Not only is this divergence between trademark and unfair competition law at the conflicts level problematic with respect to the impracticalities of decision making and with regard to its potential economic distortions, but it also suffers from a severe doctrinal inconsistency by overlooking the fact that, with regard to substantive law policies, both sectors have recently converged. This will be the subject of chapter 4. Yet this historical overview has already illustrated an intense entanglement—both trademark and unfair competition law are designed to provide for an optimal level of market information in favor of the consumer’s decision making. If such a convergence has finally arrived at the level of substantive law, however, why then should choice of law still be handled so differently? Although attempts to explain the difference abound, none has managed to overcome the basic deficit of the traditional formalist myopia. An illustrative example that somewhat “translates” the substantive law dichotomy to the international arena is Gerhard Schricker’s distinction, which is founded on an assumption that “interests” might be unbounded or bounded, depending on the respective interest’s upgrading “by state grant”:
Spheres of interest can transgress the national borders without further ado; tort protection does not stop in front of a border. Unlike trademark law, there is no segmentation in territorial protection zones, in which formal requirements for protection exist.
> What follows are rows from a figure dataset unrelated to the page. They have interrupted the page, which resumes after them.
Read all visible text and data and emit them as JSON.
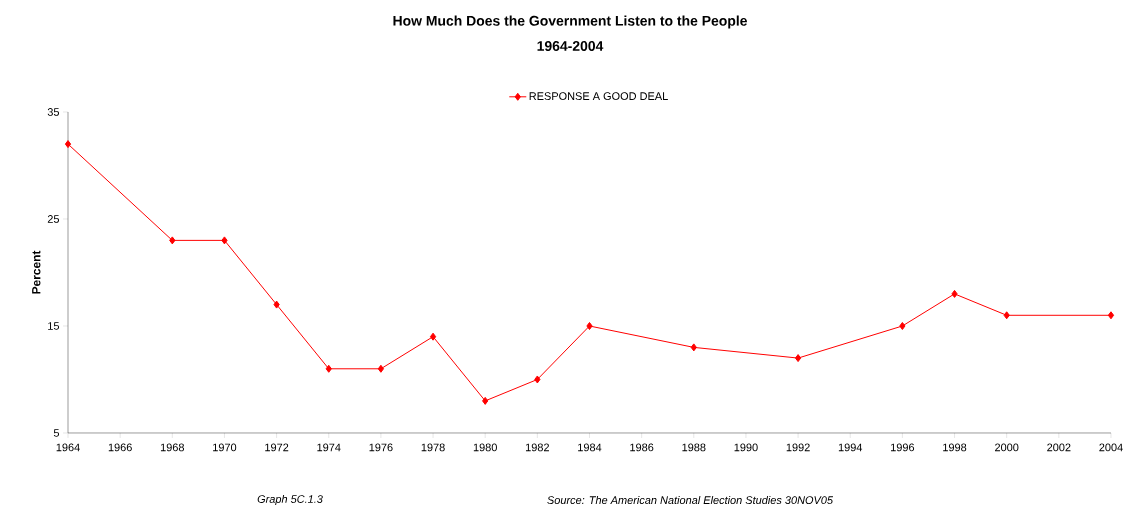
{
  "chart_data": {
    "type": "line",
    "title": "How Much Does the Government Listen to the People",
    "subtitle": "1964-2004",
    "ylabel": "Percent",
    "x": [
      1964,
      1968,
      1970,
      1972,
      1974,
      1976,
      1978,
      1980,
      1982,
      1984,
      1988,
      1992,
      1996,
      1998,
      2000,
      2004
    ],
    "series": [
      {
        "name": "RESPONSE  A GOOD DEAL",
        "color": "#ff0000",
        "values": [
          32,
          23,
          23,
          17,
          11,
          11,
          14,
          8,
          10,
          15,
          13,
          12,
          15,
          18,
          16,
          16
        ]
      }
    ],
    "xlim": [
      1964,
      2004
    ],
    "xticks": [
      1964,
      1966,
      1968,
      1970,
      1972,
      1974,
      1976,
      1978,
      1980,
      1982,
      1984,
      1986,
      1988,
      1990,
      1992,
      1994,
      1996,
      1998,
      2000,
      2002,
      2004
    ],
    "ylim": [
      5,
      35
    ],
    "yticks": [
      5,
      15,
      25,
      35
    ],
    "marker": "diamond",
    "line_style": "solid",
    "legend": "top",
    "grid": false,
    "annotations": [
      "Graph 5C.1.3",
      "Source:  The American National Election Studies   30NOV05"
    ]
  }
}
The issue is not state-granted positions.Footnote 238
What such a perspective fails to explain is that if unfair competition law is eligible to protect extraterritorially due to the fact that individual “spheres of interest” protected by tort principles may easily transcend national borders, why should trademark protection stop at political frontiers? Interests exist in both areas. In fact, those interests (not only on the side of the competing parties but also on the side of the regulating states) will be identical in most cases. Trademark rights do not simply establish monopolies of trade. The aim of preventing consumer confusion over the source of a branded product, a specific version of unfair competition protection, is what governs both trademark and unfair competition law. Furthermore, as developments in Germany and Europe have illustrated, whether a national regime grants formal “rights” or whether the interests involved are reconciled on the basis of “conduct rules” is often the result of historical happenstance rather than doctrinal consistency or economic necessity. A formalistic approach, therefore, necessarily disregards and inevitably misinterprets the interests involved in multijurisdictional conflicts.
Chapter 4 will provide the groundwork for a new concept of conflicts resolution in both trademark and unfair competition doctrines. At the moment, it suffices to conclude that whether information infrastructure and consumer decision making within the marketplace fall under the protection of trademark rights or under the enforcement of unfair competition rules of conduct should not make a difference regarding the resolution of cross-border disputes. What is sorely needed is a theory of reconciliation—a reconceptualization of both fields’ choice of law fundament.